Taxpayers get angry when they find themselves picking up the tab for bank failures. There has been anger in many countries, but it has been especially pronounced in Ireland and the reason is straightforward.

The tab has been enormous and it contributed to the national insolvency of November 2010. State debt, inflated by the costs of rescuing bank creditors, had risen to unsustainable levels and the country was forced into an EU/IMF emergency lending programme. That programme ended in December last but the enormous debts and the debt service burden for taxpayers remains.

For the past three-and-a-half years, there has been a march every Sunday in the north Cork village of Ballyhea in protest against the imposition of the cost of bank loan losses on Irish taxpayers. These losses are likely to reach €120bn, or possibly even more when the final bill is totted up.

About half of these costs have been assumed by the Exchequer, where they constitute almost one-third of Ireland’s total national debt.
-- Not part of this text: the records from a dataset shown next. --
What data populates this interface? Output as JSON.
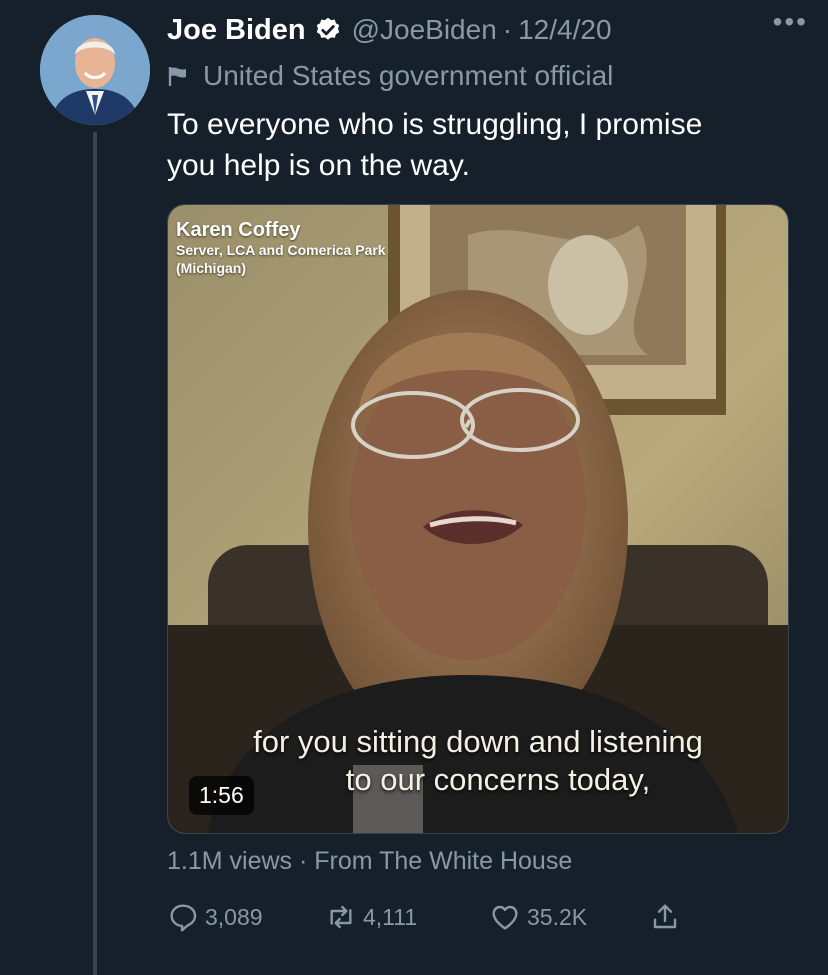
{
  "tweet": {
    "author_name": "Joe Biden",
    "handle": "@JoeBiden",
    "separator": "·",
    "date": "12/4/20",
    "label": "United States government official",
    "text_line1": "To everyone who is struggling, I promise",
    "text_line2": "you help is on the way.",
    "more_label": "•••"
  },
  "video": {
    "speaker_name": "Karen Coffey",
    "speaker_title": "Server, LCA and Comerica Park",
    "speaker_location": "(Michigan)",
    "caption_line1": "for you sitting down and listening",
    "caption_line2": "to our concerns today,",
    "duration": "1:56"
  },
  "stats": {
    "views": "1.1M views",
    "separator": "·",
    "source": "From The White House"
  },
  "actions": {
    "replies": "3,089",
    "retweets": "4,111",
    "likes": "35.2K"
  },
  "icons": {
    "verified": "verified-badge-icon",
    "flag": "government-flag-icon",
    "reply": "reply-icon",
    "retweet": "retweet-icon",
    "like": "heart-icon",
    "share": "share-icon"
  },
  "colors": {
    "background": "#15202b",
    "secondary_text": "#8899a6",
    "divider": "#38444d"
  }
}
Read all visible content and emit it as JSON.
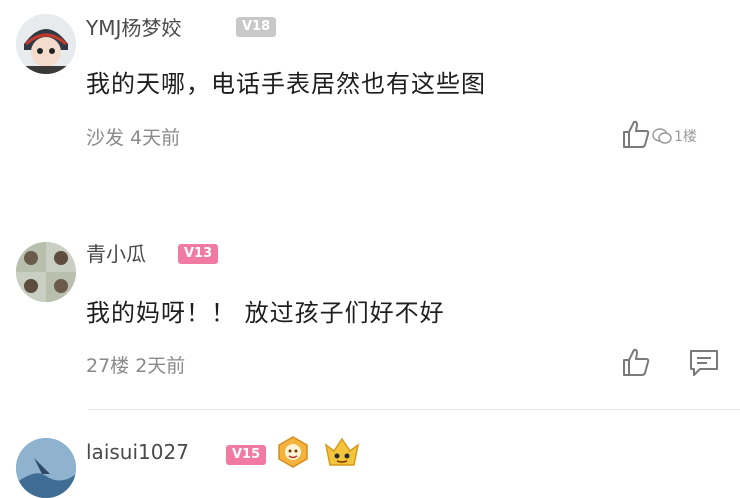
{
  "comments": [
    {
      "username": "YMJ杨梦姣",
      "level": "V18",
      "level_color": "#c8c8c8",
      "text": "我的天哪，电话手表居然也有这些图",
      "meta": "沙发  4天前",
      "watermark": "1楼"
    },
    {
      "username": "青小瓜",
      "level": "V13",
      "level_color": "#f07aa2",
      "text": "我的妈呀！！ 放过孩子们好不好",
      "meta": "27楼  2天前"
    },
    {
      "username": "laisui1027",
      "level": "V15",
      "level_color": "#f07aa2"
    }
  ]
}
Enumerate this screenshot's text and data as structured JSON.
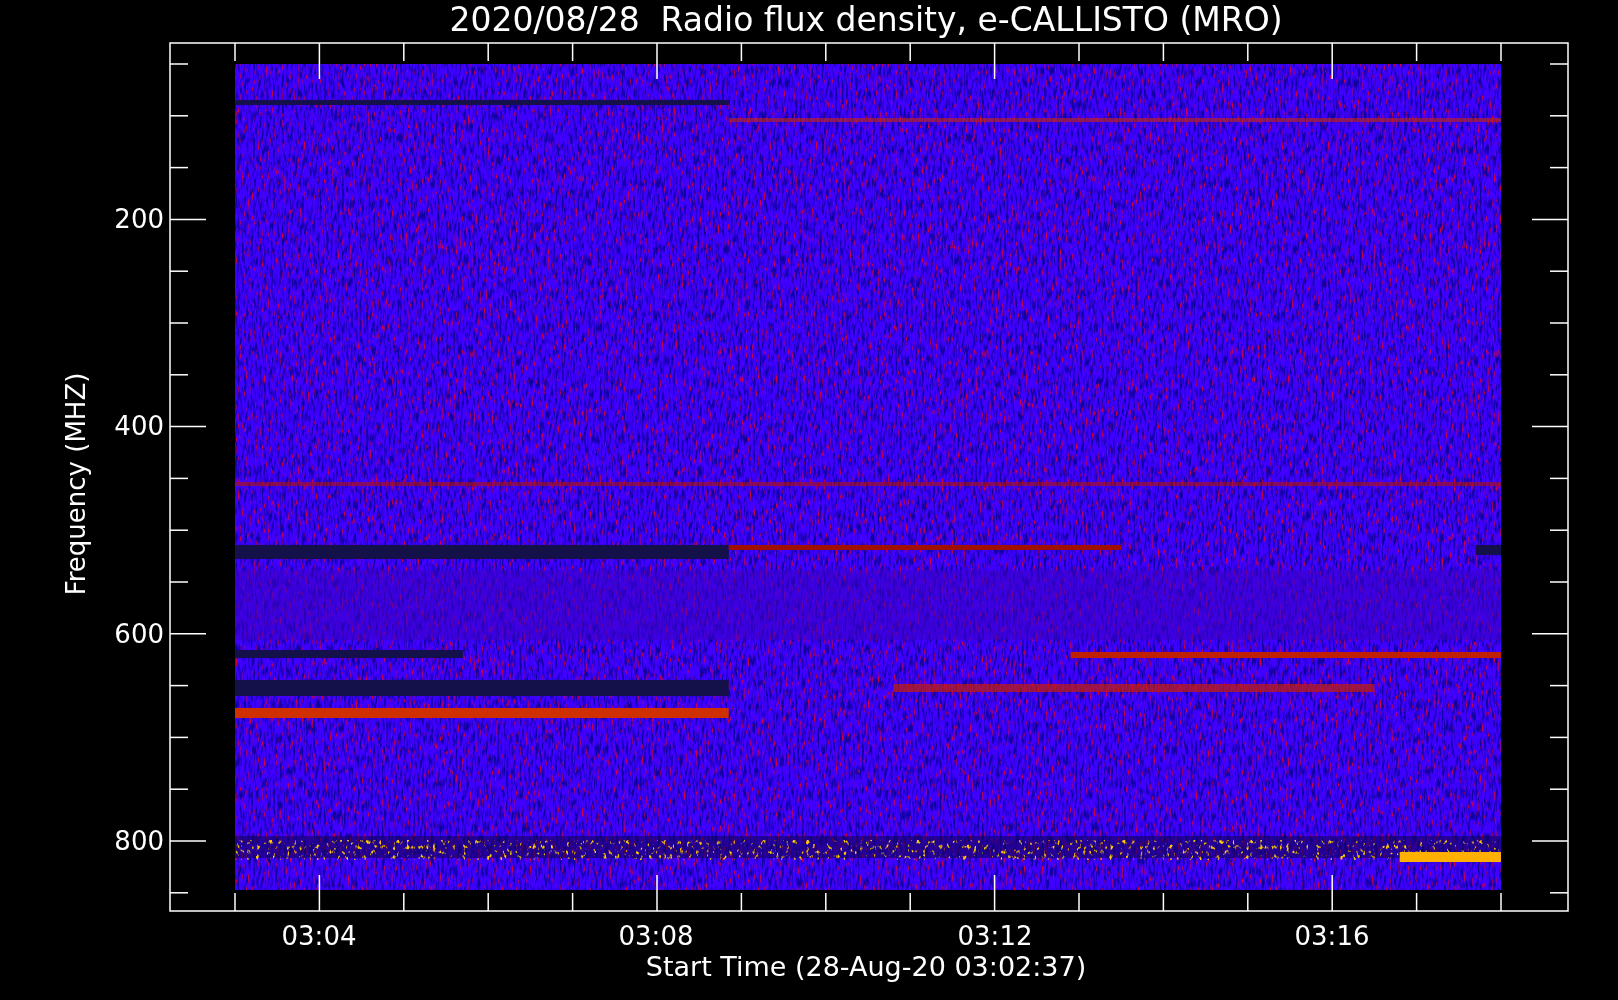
{
  "title": "2020/08/28  Radio flux density, e-CALLISTO (MRO)",
  "y_axis": {
    "label": "Frequency (MHZ)",
    "ticks": [
      "200",
      "400",
      "600",
      "800"
    ]
  },
  "x_axis": {
    "label": "Start Time (28-Aug-20 03:02:37)",
    "ticks": [
      "03:04",
      "03:08",
      "03:12",
      "03:16"
    ]
  }
}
The rest of the losses have been borne by shareholders in the Irish banks, including foreign shareholders, and by some of the junior (subordinated) bondholders.

Senior bondholders, although unsecured, and depositors (including wholesale depositors) have been spared, courtesy of the Irish Government’s retrospective blanket guarantee, even though they enjoyed no advance guarantee of protection and had paid no deposit insurance fees.

Financial crashes invariably result in political decisions about the allocation of losses. Shareholders cannot really complain. They were volunteers in for the upside and shares go down as well as up. Taxpayers were bystanders and have suffered enormous losses – collateral damage from mistakes made by banks, regulators and the Government.

Wholesale depositors and unsecured senior bondholders have been remarkably lucky beneficiaries of the September 2008 decision to guarantee virtually all the liabilities of the Irish banks in the mistaken belief that they were solvent. The Ballyhea protesters have every right to feel aggrieved.

Last Friday, some of them met with Central Bank governor Patrick Honohan. They asked that he help to arrange a meeting with the European Central Bank, which played a controversial and not exactly transparent role in the bail-in of Irish taxpayers.

On two distinct occasions, in the spring of 2010 when the late Brian Lenihan was Minister for Finance, and later in April 2011 when Michael Noonan had succeeded him in that post, the ECB placed pressure on the Irish Government to pay the unsecured bondholders in full. It appears that threats were made that ECB provision of liquidity to the Irish banks would be withdrawn unless the taxpayer bail-in proceeded.

On the second occasion, the ill-advised guarantee had expired, but even on the first it had been overtaken by events and the sovereign Government was entitled to decide who got paid and who did not. The circumstances surrounding these events remain shrouded in secrecy, since neither the Irish Department of Finance nor the ECB have agreed to release documents and records of communications.

The governor, according to The Irish Times, “reluctantly agreed to write to the governing council about the group’s request”, but he declined to recommend it because “he did not want to use up the remaining credit he had with the governing council”. A meeting with the ECB governing council for the Ballyhea group would probably have resulted in more stonewalling from the ECB, so they should perhaps feel relieved that they have avoided the expense of a pointless trip to Frankfurt.

The governor’s position is understandable. Ireland has unfinished business with the ECB under a number of headings and he needs to weigh the costs and benefits of any actions he takes. One important issue is the willingness of the ECB to deal fairly with the cost-reduction for Ireland which arose from the deal on promissory notes last year.

Without getting technical, the ECB has discretion to raise the cost of Ireland’s debt financing by forcing the Government to substitute more expensive market funds for the cheaper ECB financing which arose as a result of the promissory note deal.

How an unelected and unaccountable Euro-quango came to enjoy such arbitrary powers over a member state is a fair question, but hardly the governor’s immediate concern.

It has never been clear that the actions of the ECB in 2010 and 2011 were within its powers under the ECB statute.

Indeed, the European leaders have since agreed that any banks that get into trouble in the future should not expect a taxpayer bail-in to save their creditors. So the costs imposed by ECB actions on Ireland will not be imposed, or at least not to the same extent, in the future.

The Government still has the option to seek clarification of the ECB’s legal powers at the European Court of Justice.